300’den fazla kitap okudum. Şimdi ‘Hazreti Epikür’ diye bir kitap yazmaya başladım. Parmağımda bir şişkinlik oluştu yazmaktan. O nedenle bir süre ara verdim. Bu sürecin bütün mağdurlarına seslenmek istiyorum: Sizden istedikleri şeyi yapmayın. Sizden istedikleri şey, gerçekleri söylemeye, mücadeleye son vermeniz ve kararlılığınızı yitirmenizdir. Bu yaşananlara karşı duyarlılığı genişletmeli ve gerçeği söylemeliyiz. Adaleti haykırmalıyız ve adalet mücadelesini omuz omuza yürütmeliyiz. 
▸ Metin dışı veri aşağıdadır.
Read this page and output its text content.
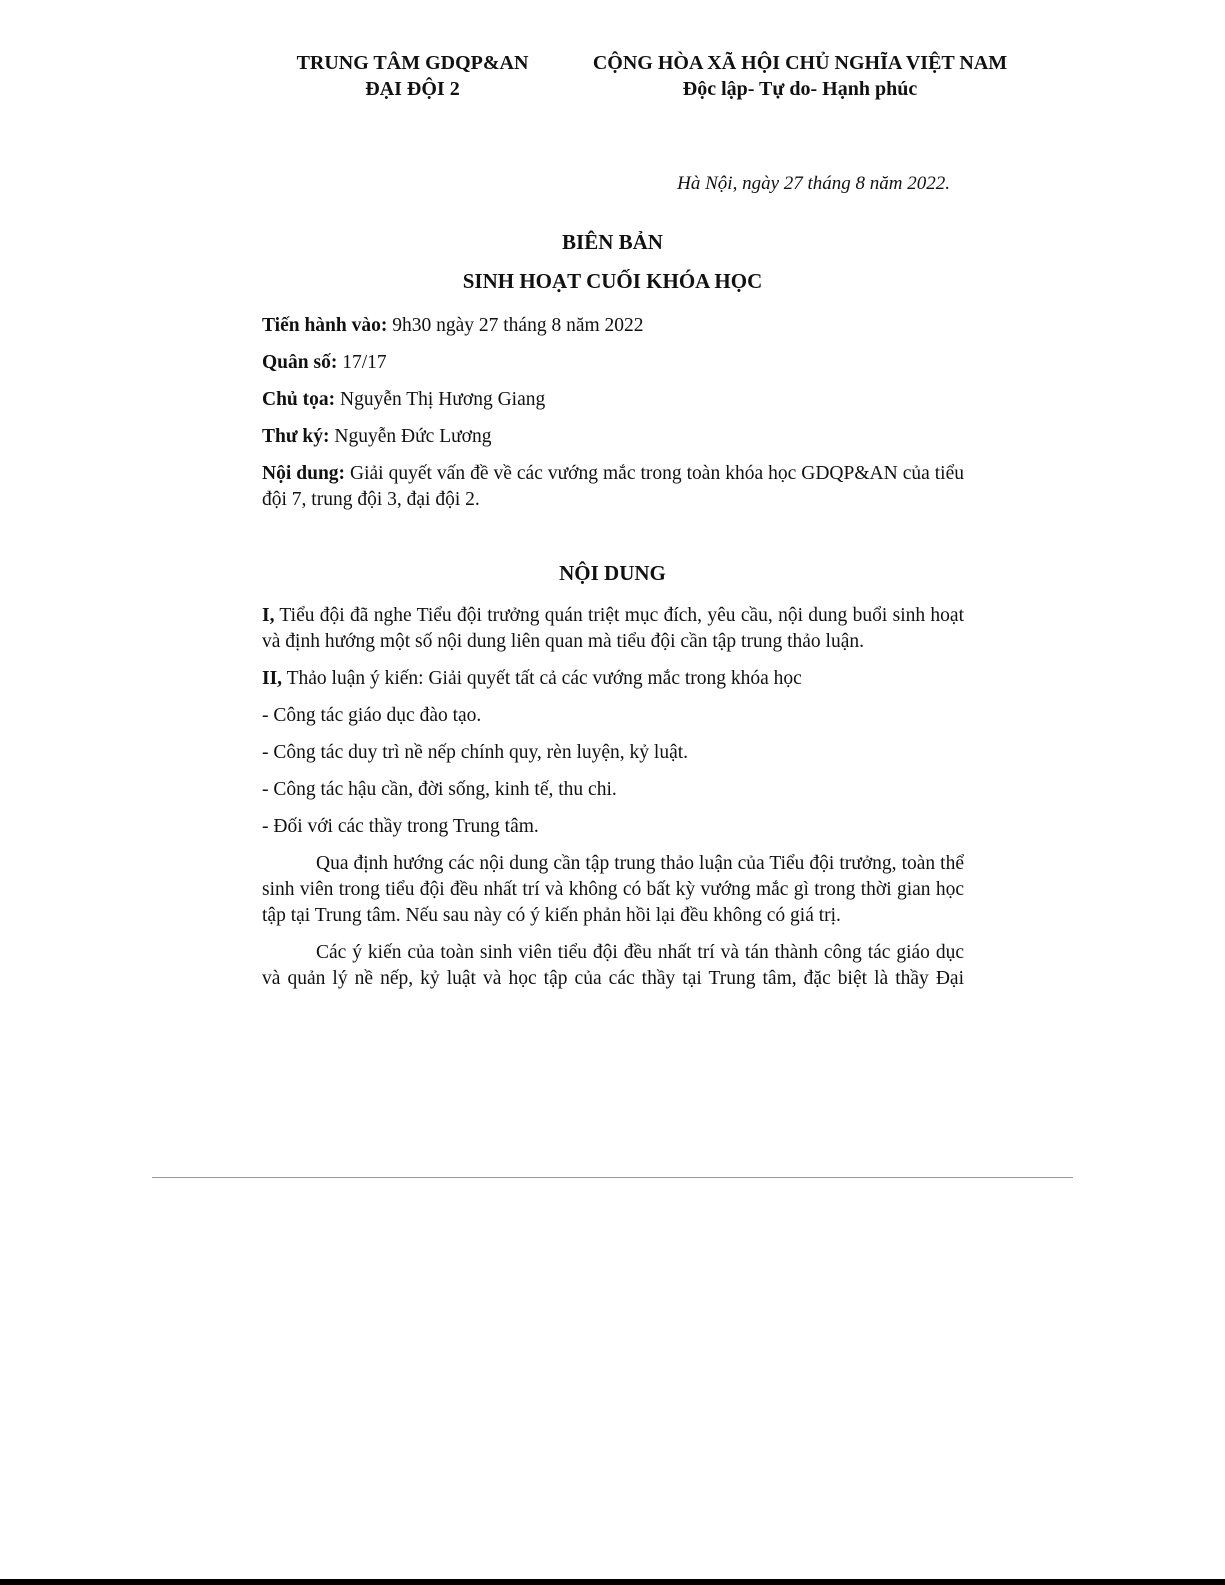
TRUNG TÂM GDQP&AN
ĐẠI ĐỘI 2
CỘNG HÒA XÃ HỘI CHỦ NGHĨA VIỆT NAM
Độc lập- Tự do- Hạnh phúc
Hà Nội, ngày 27 tháng 8 năm 2022.
BIÊN BẢN
SINH HOẠT CUỐI KHÓA HỌC

Tiến hành vào: 9h30 ngày 27 tháng 8 năm 2022

Quân số: 17/17

Chủ tọa: Nguyễn Thị Hương Giang

Thư ký: Nguyễn Đức Lương

Nội dung: Giải quyết vấn đề về các vướng mắc trong toàn khóa học GDQP&AN của tiểu đội 7, trung đội 3, đại đội 2.

NỘI DUNG

I, Tiểu đội đã nghe Tiểu đội trưởng quán triệt mục đích, yêu cầu, nội dung buổi sinh hoạt và định hướng một số nội dung liên quan mà tiểu đội cần tập trung thảo luận.

II, Thảo luận ý kiến: Giải quyết tất cả các vướng mắc trong khóa học

- Công tác giáo dục đào tạo.

- Công tác duy trì nề nếp chính quy, rèn luyện, kỷ luật.

- Công tác hậu cần, đời sống, kinh tế, thu chi.

- Đối với các thầy trong Trung tâm.

Qua định hướng các nội dung cần tập trung thảo luận của Tiểu đội trưởng, toàn thể sinh viên trong tiểu đội đều nhất trí và không có bất kỳ vướng mắc gì trong thời gian học tập tại Trung tâm. Nếu sau này có ý kiến phản hồi lại đều không có giá trị.

Các ý kiến của toàn sinh viên tiểu đội đều nhất trí và tán thành công tác giáo dục và quản lý nề nếp, kỷ luật và học tập của các thầy tại Trung tâm, đặc biệt là thầy Đại
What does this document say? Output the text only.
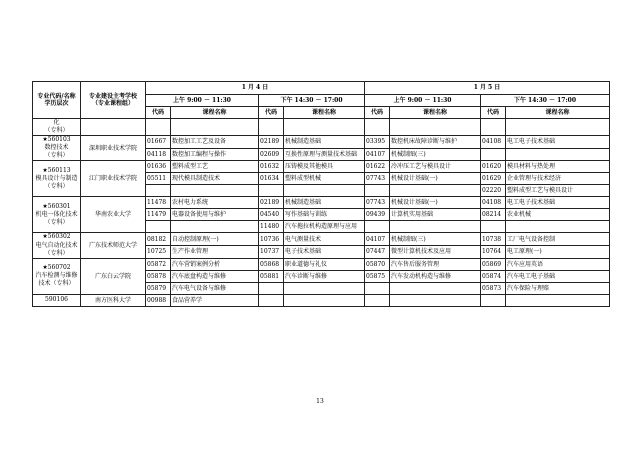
专业代码/名称
学历层次	专业建设主考学校
（专业课程组）	1 月 4 日				1 月 5 日			
		上午 9:00 － 11:30		下午 14:30 － 17:00		上午 9:00 － 11:30		下午 14:30 － 17:00	
		代码	课程名称	代码	课程名称	代码	课程名称	代码	课程名称
化
（专科）									
★560103
数控技术
（专科）	深圳职业技术学院	01667	数控加工工艺及设备	02189	机械制造基础	03395	数控机床故障诊断与维护	04108	电工电子技术基础
		04118	数控加工编程与操作	02609	互换性原理与测量技术基础	04107	机械制图(三)		
★560113
模具设计与制造
（专科）	江门职业技术学院	01636	塑料成型工艺	01632	压铸模及其他模具	01622	冷冲压工艺与模具设计	01620	模具材料与热处理
		05511	现代模具制造技术	01634	塑料成型机械	07743	机械设计基础(一)	01629	企业管理与技术经济
								02220	塑料成型工艺与模具设计
★560301
机电一体化技术
（专科）	华南农业大学	11478	农村电力系统	02189	机械制造基础	07743	机械设计基础(一)	04108	电工电子技术基础
		11479	电器设备使用与维护	04540	写作基础与训练	09439	计算机实用基础	08214	农业机械
				11480	汽车拖拉机构造原理与应用				
★560302
电气自动化技术
（专科）	广东技术师范大学	08182	自动控制原理(一)	10736	电气测量技术	04107	机械制图(三)	10738	工厂电气设备控制
		10725	生产作业管理	10737	电子技术基础	07447	微型计算机技术及应用	10764	电工原理(一)
★560702
汽车检测与维修
技术（专科）	广东白云学院	05872	汽车营销案例分析	05868	职业道德与礼仪	05870	汽车售后服务管理	05869	汽车应用英语
		05878	汽车底盘构造与维修	05881	汽车诊断与维修	05875	汽车发动机构造与维修	05874	汽车电工电子基础
		05879	汽车电气设备与维修					05873	汽车保险与理赔
590106	南方医科大学	00988	食品营养学						
13
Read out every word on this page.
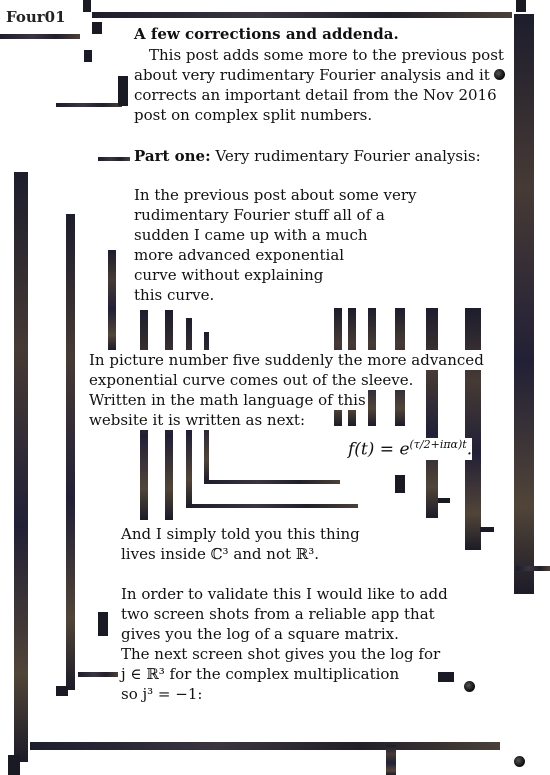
Four01
A few corrections and addenda.
This post adds some more to the previous post
about very rudimentary Fourier analysis and it
corrects an important detail from the Nov 2016
post on complex split numbers.
Part one: Very rudimentary Fourier analysis:
In the previous post about some very
rudimentary Fourier stuff all of a
sudden I came up with a much
more advanced exponential
curve without explaining
this curve.
In picture number five suddenly the more advanced
exponential curve comes out of the sleeve.
Written in the math language of this
website it is written as next:
$f(t) = e^{(\tau/2+i\pi\alpha)t}$.
And I simply told you this thing
lives inside ℂ³ and not ℝ³.
In order to validate this I would like to add
two screen shots from a reliable app that
gives you the log of a square matrix.
The next screen shot gives you the log for
j ∈ ℝ³ for the complex multiplication
so j³ = −1:
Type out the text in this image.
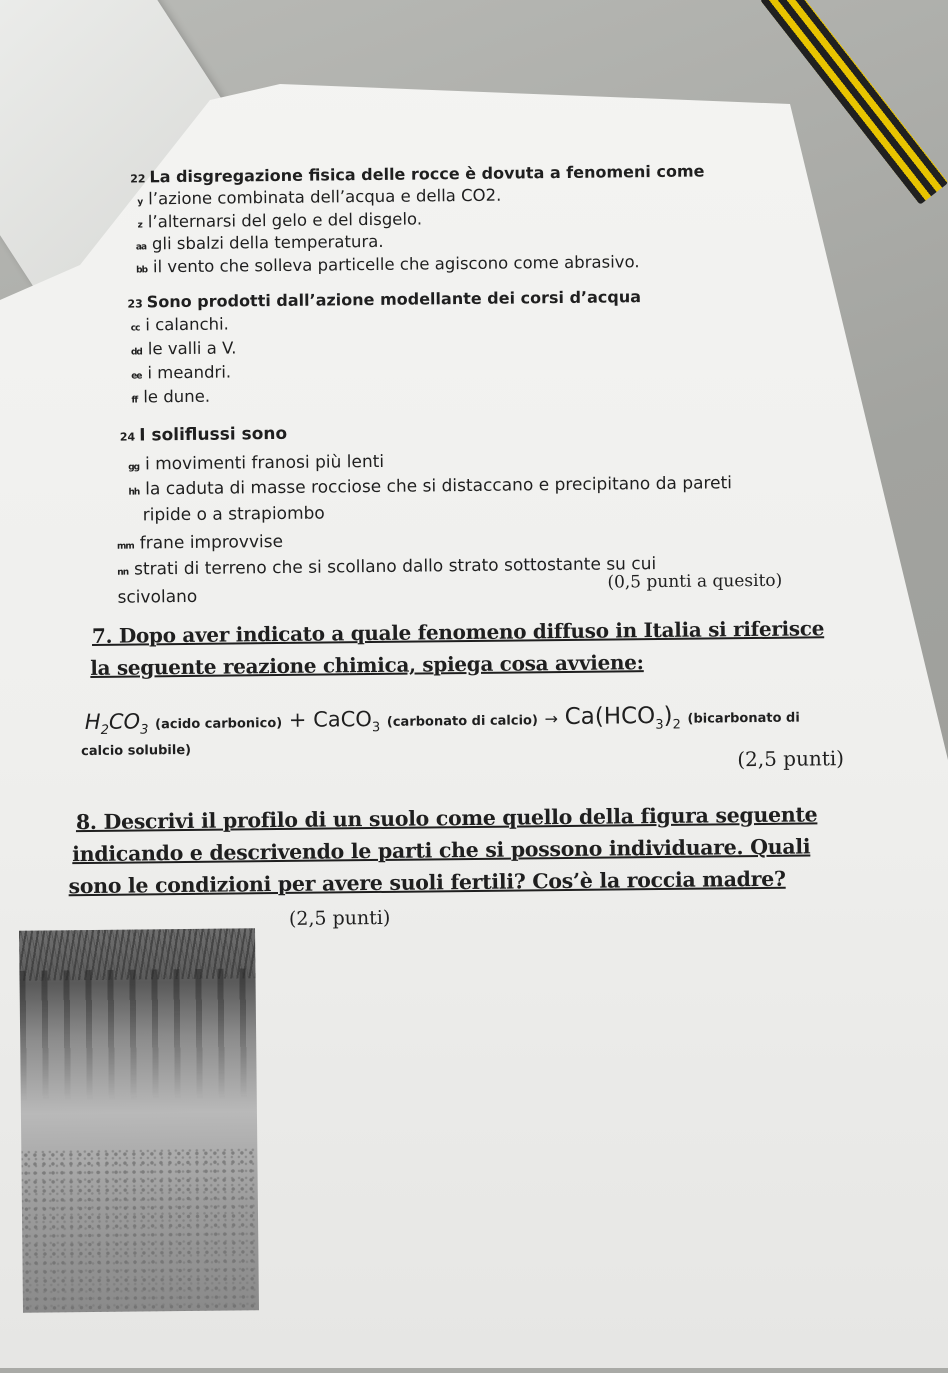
22 La disgregazione fisica delle rocce è dovuta a fenomeni come
y l’azione combinata dell’acqua e della CO2.
z l’alternarsi del gelo e del disgelo.
aa gli sbalzi della temperatura.
bb il vento che solleva particelle che agiscono come abrasivo.
23 Sono prodotti dall’azione modellante dei corsi d’acqua
cc i calanchi.
dd le valli a V.
ee i meandri.
ff le dune.
24 I soliflussi sono
gg i movimenti franosi più lenti
hh la caduta di masse rocciose che si distaccano e precipitano da pareti
ripide o a strapiombo
mm frane improvvise
nn strati di terreno che si scollano dallo strato sottostante su cui
scivolano
(0,5 punti a quesito)
7. Dopo aver indicato a quale fenomeno diffuso in Italia si riferisce
la seguente reazione chimica, spiega cosa avviene:
$H_2CO_3$ (acido carbonico) + CaCO$_3$ (carbonato di calcio) → $Ca(HCO_3)_2$ (bicarbonato di
calcio solubile)	(2,5 punti)
8. Descrivi il profilo di un suolo come quello della figura seguente
indicando e descrivendo le parti che si possono individuare. Quali
sono le condizioni per avere suoli fertili? Cos’è la roccia madre?
(2,5 punti)
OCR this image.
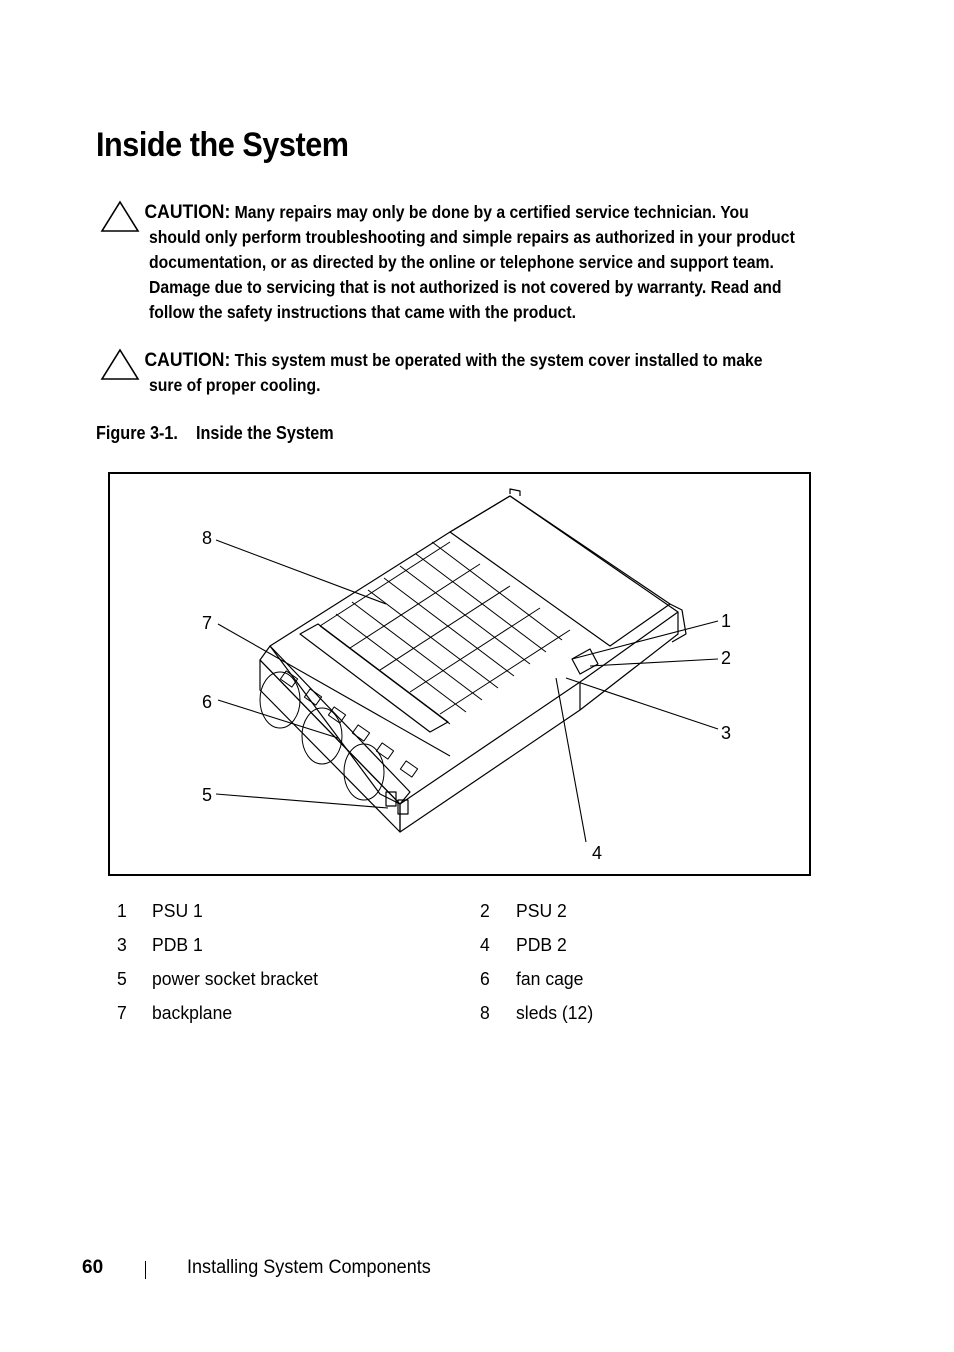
Inside the System
CAUTION: Many repairs may only be done by a certified service technician. You should only perform troubleshooting and simple repairs as authorized in your product documentation, or as directed by the online or telephone service and support team. Damage due to servicing that is not authorized is not covered by warranty. Read and follow the safety instructions that came with the product.
CAUTION: This system must be operated with the system cover installed to make sure of proper cooling.
Figure 3-1. Inside the System
8
7
6
5
1
2
3
4
1 PSU 1	2 PSU 2
3 PDB 1	4 PDB 2
5 power socket bracket	6 fan cage
7 backplane	8 sleds (12)
60	Installing System Components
 ‘İKTİDAR YANLILARI BİZE ULAŞTI’

Eren Erdem’in avukatı Onur Cingil de Cumhuriyet’e hukuki süreci değerlendirdi. Dosyanın Yargıtay sürecine ilişkin konuşan Cingil, “Başından sonuna siyasi bir kumpas süreci geçirdik. Bir delil olmadan. Eren’in hiç tutuklanmaması gerekiyordu. Bizi çıkaran reform değil, kaldı ki bu bir reform değil zaten… Bu bir makyaj. Bizim zaten çıkmamız gerekiyordu. Eren’in çıkması için reforma ihtiyacı yoktu. Bundan sonraki süreçte de İstinaf Mahkemesi aslında kararı bir anlamda onadı. Yargıtay’a gideceğiz. 15 günlük bir süremiz var. Önümüzdeki hafta Yargıtay dilekçemizi yazacağız ve Yargıtay’da hukuk çerçevesi içerisinde beraat edeceğimize inanıyoruz. Bu dosya adaletin turnusol kâğıdı. Bu dosyaya verilecek karar bize birçok şeyi gösterecek” dedi. İktidar kesiminden çok sayıda önemli ismin Erdem’in yaşadığı hukuksuzluklara yönelik kendilerine ulaştıklarını anlatan Onur Cingil, “Eren’in yaşadığı hukuksuzluk karşısında iktidara yakın birçok gazeteci, milletvekili bu süreçte bize ulaşarak üzüntülerini belirtti. Bunu hoşumuza gittiği için söylemiyorum ama herkesin isyan ettiği bir noktayı gördük biz. Bu da buna örnektir” diye konuştu. Hukuksuzluklara karşı mücadele etmeyi sürdüreceklerini söyleyen Cingil, “Eren Erdem tahliye edildi ama bizim işimiz bitmedi. Erdem’le beraber bütün adaletsizliklere karşı mücadele edeceğiz. İçeride kalanlar da asla unutulmayacak, onlar için mücadelemiz asla sona ermeyecek” ifadelerini kullandı. 

CUMHURİYET’E TEŞEKKÜR

Cumhuriyet gazetesinin Silivri Cezaevi’nde kendisine ve tutuklu bulunanlara hem bilgi hem de motivasyon kaynağı olduğunu kaydeden Eren Erdem, “Cumhuriyet gazetesi, bizim için hem bilgi hem de motivasyon aldığımız bir kaynaktı. Yurttaşlara da bu noktada bir sitemim var. Cumhuriyet gazetesi 1 milyon satsaydı ben değil 490 gün, 49 gün dahi tutuklu kalmazdım. Hukuksuzlukların önüne geçecek nitelikte bilinçlenebilirdik. Bu gazetenin 1 milyon satmamış olmasının bizlerin tutuklu olmasında ne kadar payı olduğunu bilsinler. Cumhuriyet 1 milyon satarsa kimse rahat rahat yalan söyleyemez, halk her şeyin gerçeğini görür. Yurttaşlar bu tür mecralara sahip çıkmalı” dedi.